4.Replace the cell culture medium with 4% (w/v) PFA in PBS and incubate for 10 min at room temperature.

5.Remove the PFA solution and wash the cells for 5 min with 100 mM glycine in PBS to quench the fixation.

6.Remove the glycine solution and wash the cells twice for 5 min each with PBS.

7.We recommend moving to the next steps of the protocol immediately.

Immunostaining/immunohistochemistry (optional)

For immunostaining after fixation, follow protocols of your choice; you can essentially perform conventional histology. The protocol described below has demonstrated consistent results with fixed cells prepared by the protocols described earlier.

8.Permeabilize the fixed cells by applying 0.1% (w/v) Triton X-100 in PBS at room temperature for 15 min. To reduce nonspecific antibody binding, apply blocking buffer at room temperature for 15 min.

9.Incubate the cells with primary antibodies in the blocking buffer, at the appropriate concentration. The incubation can be done on a shaker at low speed for a period ranging from 1 hr to overnight, at room temperature or at 4°C, depending on the antibody specifications.

10.Remove the antibody solution and wash four times, each time for 5 min with blocking buffer.

11.Incubate the cells with secondary antibodies in blocking buffer on a shaker at low speed for 2 to 4 hr at room temperature or overnight at 4°C. If using antibodies conjugated with dyes, see Support Protocol 2 for a discussion of dye compatibility with pre-expansion staining proExM.

12.Remove the antibody solution and wash four times, each time for 5 min with blocking buffer.

13.We recommend moving to the next steps of the protocol immediately.

Gelation

14.Prepare Acryloyl-X SE (AcX)/DMSO stock solution, monomer solution (Stock X) TEMED stock solution, and ammonium persulfate (APS) stock solution as instructed in Reagents and Solutions.

15.Replace the sample buffer (e.g., the blocking buffer if immunostained following the protocols above) with 0.1 mg/ml Acryloyl-X SE (AcX) in PBS.

16.Leave the cells in the 0.1 mg/ml AcX solution for 2 to 3 hr at room temperature.

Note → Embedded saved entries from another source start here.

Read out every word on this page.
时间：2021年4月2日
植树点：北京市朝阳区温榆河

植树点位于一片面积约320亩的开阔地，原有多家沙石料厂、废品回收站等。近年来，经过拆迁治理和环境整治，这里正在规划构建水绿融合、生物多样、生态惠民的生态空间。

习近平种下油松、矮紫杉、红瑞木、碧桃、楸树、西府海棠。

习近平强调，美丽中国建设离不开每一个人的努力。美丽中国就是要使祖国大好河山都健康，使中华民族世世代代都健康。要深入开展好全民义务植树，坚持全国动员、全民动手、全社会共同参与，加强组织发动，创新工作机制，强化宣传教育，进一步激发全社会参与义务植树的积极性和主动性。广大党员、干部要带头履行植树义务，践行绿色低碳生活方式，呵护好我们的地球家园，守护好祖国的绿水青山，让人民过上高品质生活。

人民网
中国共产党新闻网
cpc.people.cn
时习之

17.When cells are cultured on a petri dish, the gelation chamber can be constructed in the meantime, by placing two spacers on a slide, separated from each other by a distance large enough so that the sample cover glass can fit in between (Fig. 2A). Thin and flat objects, such as stacks of coverslips, can serve as the spacers. For example, a stack of two No. 1.5 coverslips has a height of about 0.30 to 0.38 mm; by changing the number or types of the coverslips, the height of the spacers can be adjusted accordingly to match the cell culture substrate (i.e., the sample cover glass) height. The spacer height should be kept close to the cell culture substrate height to avoid leaving excessive gel on top of the sample, but the total thickness of the gel [i.e., (spacer height) – (cell culture substrate height)] should be at least 0.15 mm for easier gel handling in later steps. A droplet of water (e.g., a few µl) can be applied to the spacers to adhere them to the slide (and, if multiple spacers, to each other). If a removable-chamber cover glass is used for the cell culture during steps 2 to 3, the cover glass itself and the gasket can serve as the gelation chamber and the spacer, respectively. In this case, the upper structure of the removable-chamber cover glass can be removed via a removal tool (Sigma, cat. no. GBL 103259). For the gelation chamber lid, a thick and robust coverslip (e.g., a No. 2 coverslip) wrapped in Parafilm can be used, with the Parafilm preventing the gel from sticking to the coverslip when removing the lid in later steps. Make sure the Parafilm surface is flat, clean, and free of folds. We recommend finishing preparation of the gelation chamber and the lid before moving to the next step.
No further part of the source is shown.